LONDON — WORLD business leaders are joining forces to help provide a firm economic foundation for the Northern Ireland peace process, as the war-weary province begins its long journey down the road to prosperity.
Prime Minister John Major, who hosted an International Investment Forum in Belfast last week, told more than 300 businesspeople from such countries as the United States, Japan, and South Korea that five new investment ventures worth 75 million ($48 million) were about to enter the pipeline.
The forum also reached a consensus on the need for a sustained attack on two of Northern Ireland's most intractable economic problems: high unemployment and a sectarian imbalance in jobs.
Mr. Major spoke of a ''vicious cycle of declining skills and motivation,'' resulting from long periods of high unemployment. He noted that joblessness in some places of Northern Ireland is more than twice as high as in the United Kingdom as a whole. As long as that continues, political tensions would persist, he says.
US Secretary of Commerce Ron Brown, who led a 50-strong US team to the forum, underlined the urgent need to support political progress with measures to rebuild Northern Ireland's economy.
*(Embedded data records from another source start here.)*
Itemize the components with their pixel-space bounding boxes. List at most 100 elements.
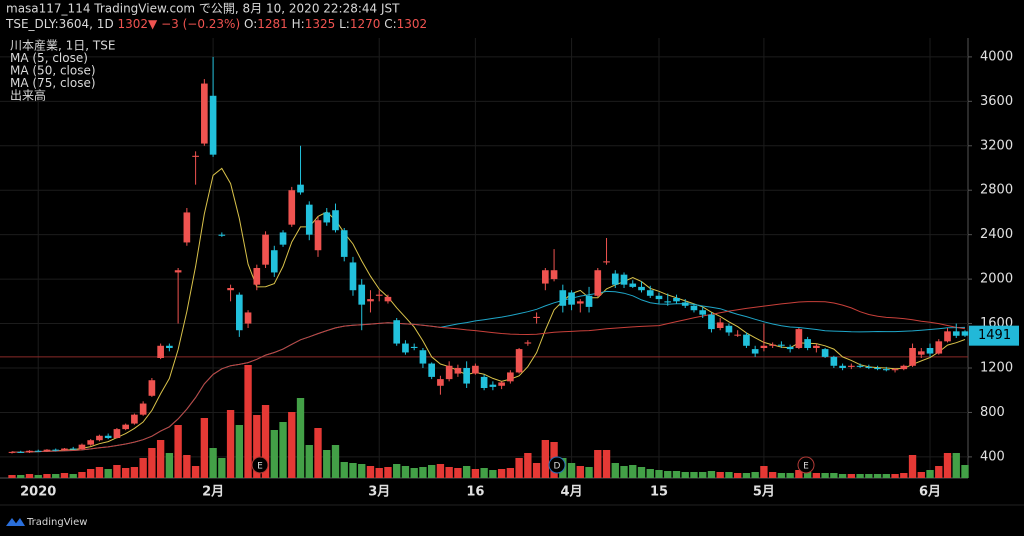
volume-bar xyxy=(349,463,357,478)
candle-body xyxy=(944,331,951,342)
event-marker xyxy=(251,456,269,474)
candle-body xyxy=(760,345,768,348)
candle-body xyxy=(26,450,33,453)
candle-body xyxy=(848,365,855,367)
candle-body xyxy=(489,384,497,387)
candle-body xyxy=(611,273,619,285)
volume-bar xyxy=(393,464,401,478)
volume-bar xyxy=(629,465,637,478)
volume-bar xyxy=(200,418,209,478)
volume-bar xyxy=(506,468,515,478)
volume-bar xyxy=(620,466,628,478)
event-marker xyxy=(548,456,566,474)
volume-bar xyxy=(943,453,952,478)
candle-body xyxy=(961,331,969,336)
x-tick-label: 6月 xyxy=(919,485,941,500)
volume-bar xyxy=(672,471,681,478)
candle-body xyxy=(900,365,908,370)
volume-bar xyxy=(121,468,130,478)
event-label: E xyxy=(257,462,263,472)
candle-body xyxy=(297,184,304,193)
candle-body xyxy=(874,368,881,370)
candle-body xyxy=(909,348,916,366)
candle-body xyxy=(515,349,523,373)
candle-body xyxy=(78,444,86,450)
volume-bar xyxy=(296,398,305,478)
volume-bar xyxy=(865,474,873,478)
volume-bar xyxy=(821,473,829,478)
last-price-label: 1491 xyxy=(978,328,1011,343)
ohlc-value: 1281 xyxy=(257,17,288,31)
volume-bar xyxy=(926,470,934,478)
y-tick-label: 2400 xyxy=(980,227,1013,242)
candle-body xyxy=(743,334,750,346)
volume-bar xyxy=(375,468,383,478)
volume-bar xyxy=(917,472,925,478)
volume-bar xyxy=(384,467,392,478)
volume-bar xyxy=(25,474,34,478)
candle-body xyxy=(629,283,637,287)
volume-bar xyxy=(681,472,689,478)
x-tick-label: 16 xyxy=(466,485,484,500)
volume-bar xyxy=(690,472,698,478)
volume-bar xyxy=(524,453,532,478)
volume-bar xyxy=(130,467,139,478)
x-tick-label: 5月 xyxy=(753,485,775,500)
last-price-box xyxy=(969,325,1019,346)
volume-bar xyxy=(594,450,602,478)
change: 1302▼ −3 (−0.23%) xyxy=(118,17,241,31)
candle-body xyxy=(620,274,628,285)
candle-body xyxy=(690,305,698,311)
ohlc-key: L: xyxy=(339,17,350,31)
candle-body xyxy=(166,345,173,348)
volume-bar xyxy=(87,469,95,478)
volume-bar xyxy=(541,440,550,478)
volume-bar xyxy=(751,472,759,478)
volume-bar xyxy=(795,470,803,478)
candle-body xyxy=(410,346,418,348)
candle-body xyxy=(393,320,401,344)
y-tick-label: 2000 xyxy=(980,272,1013,287)
volume-bar xyxy=(419,467,427,478)
volume-bar xyxy=(760,466,768,478)
x-tick-label: 2020 xyxy=(20,485,56,500)
volume-bar xyxy=(742,473,751,478)
candle-body xyxy=(340,230,348,257)
candle-body xyxy=(87,440,95,445)
volume-bar xyxy=(646,469,654,478)
volume-bar xyxy=(664,471,672,478)
candle-body xyxy=(157,345,164,358)
candle-body xyxy=(183,212,191,243)
volume-bar xyxy=(358,464,366,478)
candle-body xyxy=(708,314,715,330)
candle-body xyxy=(935,341,943,354)
volume-bar xyxy=(812,473,821,478)
candle-body xyxy=(402,343,409,353)
candle-body xyxy=(463,368,470,384)
volume-bar xyxy=(856,474,864,478)
volume-bar xyxy=(532,463,541,478)
candle-body xyxy=(34,450,42,452)
candle-body xyxy=(830,356,838,366)
ohlc-key: C: xyxy=(384,17,396,31)
volume-bar xyxy=(235,425,243,478)
candle-body xyxy=(594,270,602,296)
volume-bar xyxy=(454,468,462,478)
candle-body xyxy=(952,331,960,336)
volume-bar xyxy=(567,463,576,478)
candle-body xyxy=(480,376,488,388)
legend-entry: MA (75, close) xyxy=(10,76,96,90)
volume-bar xyxy=(323,450,331,478)
candle-body xyxy=(559,290,567,306)
legend-title: 川本産業, 1日, TSE xyxy=(10,38,115,53)
volume-bar xyxy=(226,410,235,478)
volume-bar xyxy=(768,472,777,478)
volume-bar xyxy=(961,465,969,478)
candle-body xyxy=(437,379,444,386)
candle-body xyxy=(61,448,68,451)
candle-body xyxy=(201,83,208,144)
candle-body xyxy=(288,190,296,225)
volume-bar xyxy=(139,458,147,478)
volume-bar xyxy=(436,464,445,478)
candle-body xyxy=(367,299,374,302)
Among the most important projects Major announced were those by US-based chemical company E. I. du Pont de Nemours & Co., which is investing 13.5 million in its existing Lycra plant in Londonderry, and Ford Motor Company based in Dearborn, Mich., which plans to spend 15 million to produce engine components in Belfast.
Fujitsu Ltd., the Japanese electronics group, will also build a new factory in the Northern Ireland capital. Chung Sung Moon, managing director of South Korea's Shin Ho Corporation, a paper manufacturing company, said he was interested in investing in the province because it had a more favorable labor market than Scotland, where he was considering doing business.
British government officials say creating more jobs in the early phase of a peace settlement will be vital, because thousands of jobs will be lost as a result of violence disappearing.
Many workers are employed servicing the 30,000 British troops in Belfast and other centers, and in other security-related activities.
Graham Gudgin of the Northern Ireland Economic Research Council fears that as many as 20,000 people could lose their jobs in the next three to four years if Britain withdraws troops.
There is a big investment gap for foreign companies to fill. At present, Britain spends about 3 billion a year supporting Northern Ireland's economy. The government employs one-third of the province's work force.
Although Major was right to call the two-day forum a success, political tension still lingers. Major failed to invite members of Sinn Fein, the political wing of the Irish Republican Army, to the forum's working groups. It took vigorous backstage persuasion by Mr. Brown and other US representatives to convince Sinn Fein representatives to enter the conference hall.
Alan Hevesi, the New York City comptroller, says excluding Gerry Adams, the Sinn Fein chairman, was ''a mistake on the part of the British government.''
Major appears to have decided to keep Mr. Adams out because his presence would anger Protestant businesspeople, but Mr. Hevesi says such an attitude would ''turn off'' American investors.
Hevesi, who controls a $50 billion pension fund, says he would direct investment funds toward Northern Ireland only if there was ''positive discrimination'' toward Catholics working for companies with a significant US shareholding.
Despite British government attempts to persuade Northern Ireland companies to be even-handed in allocating jobs, companies still tend to favor Protestant workers.
Official figures show that 43 percent of Catholic men aged 20 to 60 are unemployed, compared with 26 percent of Protestants. Catholics form a little more than one-third of Northern Ireland's 1.6 million population.
While the forum was under way, Adams said one of the main impediments to investment in Northern Ireland was ''the adverse image created by the spectacle of tension and violence.''
Not only investors are deterred by the image. Tourists are ''turned off'' in the tens of thousands.
Tourism accounts for 7 percent of economic activity in the Irish Republic (southern Ireland), but only 1.5 percent in the north.
The Confederation of British Industries, Britain's premier employer's group, calculates that at least 10,000 new jobs could be created if Northern Ireland, which is a beautiful province outside its main cities, could be put firmly on the international tourist map.